The last results are relevant, since they show the power of the tool: not only did it identify several real issues, but it did not issue false alarms here. In these experiments, we have used the Injection checker of Julia, that performs a taint analysis. Julia includes other checkers, that issue other warnings on these apps. They are not injections, nor security issues, but mainly related to potential bugs and inefficiencies. As such, they are not considered here.

We have analyzed the same apps with other static analyzers: FindBugsFootnote 17, SpotBugsFootnote 18, SonarQubeFootnote 19, QarkFootnote 20 and FlowDroidFootnote 21. They do not identify any of the above injections. Some of them do issue warnings tagged as security issues, by using some syntactical check of the code. Namely, SonarQube complains about the fact that some public fields should have been declared as final, since they are never modified; or that some visibility modifier is too weak; it also complains about calls to File.delete() with no check on the returned value, which in Java is meant to inform about the outcome of the operation. Julia would issue the same warnings, had the corresponding checkers been turned on; however, it does not tag them as security issues but rather as bugs or inefficiencies. Dynamic Skip Fire has not been analyzed with these tools, since they do not work on bytecode. Qark issues warnings about a too small minSdkVersion in the AndroidManifest.xml, which is known to allow some security problems; it also warns about the run-time registration of Android broadcast receivers, that might allow some form of data hijacking. FlowDroid issues Android security warnings about writing information in a log file, since it warns at all logging calls. The same happens for method putString, that FlowDroid assumes to always inject tainted data into an intent. These are simple syntactical checks of the code, since the analyzers do not make any effort in proving that the risk is real or only potential, which results in false alarms. These analyses are only pattern-matching. Julia avoids such false alarms through a taintedness analysis of data. Moreover, FlowDroid issues no warning about information flow from/to the CAN. FindBugs and SpotBugs issue no security warnings on these apps.

6 Conclusion

This article instantiated the taint analysis of Julia [5] with a specification of sources and sinks for OpenXC. The resulting taint analysis finds security vulnerabilities in actual third-party apps interacting with the car CAN bus. They are injections, that is, either a safeness issue (the user of the app or the external world can control safety critical aspects of the car) or a privacy issue (sensitive data about the car escape into the external world). Comparison with five other tools for static analysis shows that only Julia is able to spot such issues.

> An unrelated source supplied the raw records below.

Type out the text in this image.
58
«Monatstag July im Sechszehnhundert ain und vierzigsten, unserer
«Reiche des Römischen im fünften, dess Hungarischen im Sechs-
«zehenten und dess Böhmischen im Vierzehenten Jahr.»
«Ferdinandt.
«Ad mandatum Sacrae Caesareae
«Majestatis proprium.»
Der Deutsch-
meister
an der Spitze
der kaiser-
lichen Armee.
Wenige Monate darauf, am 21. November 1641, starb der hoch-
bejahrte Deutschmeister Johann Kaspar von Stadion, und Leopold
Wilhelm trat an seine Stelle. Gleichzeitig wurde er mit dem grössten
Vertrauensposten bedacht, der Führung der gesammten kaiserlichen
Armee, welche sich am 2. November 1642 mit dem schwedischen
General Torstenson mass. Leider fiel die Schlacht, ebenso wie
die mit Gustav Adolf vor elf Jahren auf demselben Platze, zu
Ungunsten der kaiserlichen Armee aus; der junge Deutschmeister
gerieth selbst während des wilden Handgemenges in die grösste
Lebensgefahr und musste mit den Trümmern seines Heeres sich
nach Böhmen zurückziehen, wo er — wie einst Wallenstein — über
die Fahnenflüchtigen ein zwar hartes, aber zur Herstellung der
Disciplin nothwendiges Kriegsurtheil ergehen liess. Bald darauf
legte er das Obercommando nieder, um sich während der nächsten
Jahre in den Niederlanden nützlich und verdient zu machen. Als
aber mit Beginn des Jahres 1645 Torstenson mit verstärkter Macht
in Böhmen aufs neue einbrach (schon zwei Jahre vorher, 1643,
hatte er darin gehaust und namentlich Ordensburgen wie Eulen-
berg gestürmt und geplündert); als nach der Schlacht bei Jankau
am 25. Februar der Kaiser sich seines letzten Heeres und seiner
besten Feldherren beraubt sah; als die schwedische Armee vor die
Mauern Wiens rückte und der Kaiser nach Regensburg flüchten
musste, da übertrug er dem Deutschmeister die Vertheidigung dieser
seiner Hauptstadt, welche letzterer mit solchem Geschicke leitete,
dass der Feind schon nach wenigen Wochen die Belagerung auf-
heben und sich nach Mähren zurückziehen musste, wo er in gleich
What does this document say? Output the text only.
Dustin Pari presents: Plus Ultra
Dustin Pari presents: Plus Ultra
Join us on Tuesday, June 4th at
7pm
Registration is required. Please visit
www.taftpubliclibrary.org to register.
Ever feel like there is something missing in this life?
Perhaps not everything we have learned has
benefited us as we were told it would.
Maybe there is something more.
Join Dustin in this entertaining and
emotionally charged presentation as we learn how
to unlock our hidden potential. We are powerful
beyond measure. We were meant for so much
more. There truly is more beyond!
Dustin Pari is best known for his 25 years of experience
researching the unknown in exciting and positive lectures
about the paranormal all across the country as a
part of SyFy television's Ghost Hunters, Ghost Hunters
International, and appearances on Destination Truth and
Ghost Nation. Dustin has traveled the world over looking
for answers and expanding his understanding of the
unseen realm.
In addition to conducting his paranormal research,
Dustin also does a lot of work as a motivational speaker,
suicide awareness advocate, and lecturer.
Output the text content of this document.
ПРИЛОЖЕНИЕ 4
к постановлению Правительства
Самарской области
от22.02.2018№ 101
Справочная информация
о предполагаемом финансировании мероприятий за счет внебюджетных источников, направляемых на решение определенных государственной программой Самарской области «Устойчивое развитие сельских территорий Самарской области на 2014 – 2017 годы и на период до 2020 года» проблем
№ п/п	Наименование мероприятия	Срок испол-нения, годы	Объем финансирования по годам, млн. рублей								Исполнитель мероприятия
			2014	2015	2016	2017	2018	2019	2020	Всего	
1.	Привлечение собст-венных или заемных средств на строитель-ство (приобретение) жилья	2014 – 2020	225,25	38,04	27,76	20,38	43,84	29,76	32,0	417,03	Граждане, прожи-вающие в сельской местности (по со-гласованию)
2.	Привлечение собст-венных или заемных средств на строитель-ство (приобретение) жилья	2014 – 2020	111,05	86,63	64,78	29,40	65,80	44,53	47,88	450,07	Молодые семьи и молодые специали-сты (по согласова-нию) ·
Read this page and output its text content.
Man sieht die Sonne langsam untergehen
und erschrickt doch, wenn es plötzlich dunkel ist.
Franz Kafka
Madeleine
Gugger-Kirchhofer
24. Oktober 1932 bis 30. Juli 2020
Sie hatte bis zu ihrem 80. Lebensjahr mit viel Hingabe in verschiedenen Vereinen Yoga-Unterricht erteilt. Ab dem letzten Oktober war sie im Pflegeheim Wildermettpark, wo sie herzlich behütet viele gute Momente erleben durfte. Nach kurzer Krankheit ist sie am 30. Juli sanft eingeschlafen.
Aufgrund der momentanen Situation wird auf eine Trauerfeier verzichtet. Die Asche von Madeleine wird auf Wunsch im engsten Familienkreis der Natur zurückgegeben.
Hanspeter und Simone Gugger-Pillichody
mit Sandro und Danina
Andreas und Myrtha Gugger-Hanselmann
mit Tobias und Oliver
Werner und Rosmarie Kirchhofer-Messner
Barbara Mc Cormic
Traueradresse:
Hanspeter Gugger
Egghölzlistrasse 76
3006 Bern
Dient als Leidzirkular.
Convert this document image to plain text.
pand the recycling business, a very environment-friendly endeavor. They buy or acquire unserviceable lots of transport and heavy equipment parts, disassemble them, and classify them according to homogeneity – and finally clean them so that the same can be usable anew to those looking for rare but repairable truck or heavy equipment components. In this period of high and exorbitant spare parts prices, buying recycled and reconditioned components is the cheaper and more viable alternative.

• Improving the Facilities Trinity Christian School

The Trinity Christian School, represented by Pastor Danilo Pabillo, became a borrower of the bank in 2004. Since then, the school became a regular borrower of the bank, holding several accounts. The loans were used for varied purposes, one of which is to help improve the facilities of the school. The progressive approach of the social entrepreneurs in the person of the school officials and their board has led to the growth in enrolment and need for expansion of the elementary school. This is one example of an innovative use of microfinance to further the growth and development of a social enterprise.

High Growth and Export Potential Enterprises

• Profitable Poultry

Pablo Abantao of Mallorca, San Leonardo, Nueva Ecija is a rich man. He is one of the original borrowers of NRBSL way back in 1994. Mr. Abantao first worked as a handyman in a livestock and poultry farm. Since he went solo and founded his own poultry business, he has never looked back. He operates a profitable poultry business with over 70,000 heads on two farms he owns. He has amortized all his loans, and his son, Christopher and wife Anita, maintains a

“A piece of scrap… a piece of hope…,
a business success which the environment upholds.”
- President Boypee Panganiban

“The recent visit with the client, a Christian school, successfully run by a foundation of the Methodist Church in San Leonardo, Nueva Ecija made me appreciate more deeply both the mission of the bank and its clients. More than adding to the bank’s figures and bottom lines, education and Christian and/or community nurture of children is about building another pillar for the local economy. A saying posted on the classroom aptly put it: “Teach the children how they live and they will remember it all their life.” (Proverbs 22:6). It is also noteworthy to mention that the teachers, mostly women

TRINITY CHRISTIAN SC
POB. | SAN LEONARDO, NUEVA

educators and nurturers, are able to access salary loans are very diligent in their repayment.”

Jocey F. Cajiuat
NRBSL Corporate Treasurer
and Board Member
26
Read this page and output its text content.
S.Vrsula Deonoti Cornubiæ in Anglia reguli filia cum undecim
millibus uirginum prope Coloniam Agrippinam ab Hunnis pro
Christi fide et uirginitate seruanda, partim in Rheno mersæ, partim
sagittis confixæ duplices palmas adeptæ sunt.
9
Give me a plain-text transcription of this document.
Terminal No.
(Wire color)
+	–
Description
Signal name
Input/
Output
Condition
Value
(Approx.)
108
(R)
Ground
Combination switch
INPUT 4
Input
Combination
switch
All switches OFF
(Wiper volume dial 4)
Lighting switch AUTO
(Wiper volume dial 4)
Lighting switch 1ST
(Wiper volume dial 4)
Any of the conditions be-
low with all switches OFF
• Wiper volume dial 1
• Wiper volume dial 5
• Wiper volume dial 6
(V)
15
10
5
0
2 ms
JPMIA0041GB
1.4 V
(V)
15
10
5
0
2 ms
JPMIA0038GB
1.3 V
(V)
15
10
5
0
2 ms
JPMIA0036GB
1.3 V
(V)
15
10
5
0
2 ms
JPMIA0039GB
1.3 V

The actual relevance of the injection issues depends from the level of privacy and security required by a car manufacturer. In any case, the importance of these results can also be read the other way around: since the Injection checker of Julia is sound (that is, it considers all execution paths), then there is no injection into the CAN if Julia does not issue any warning. This allows one to understand where are the only injection risks.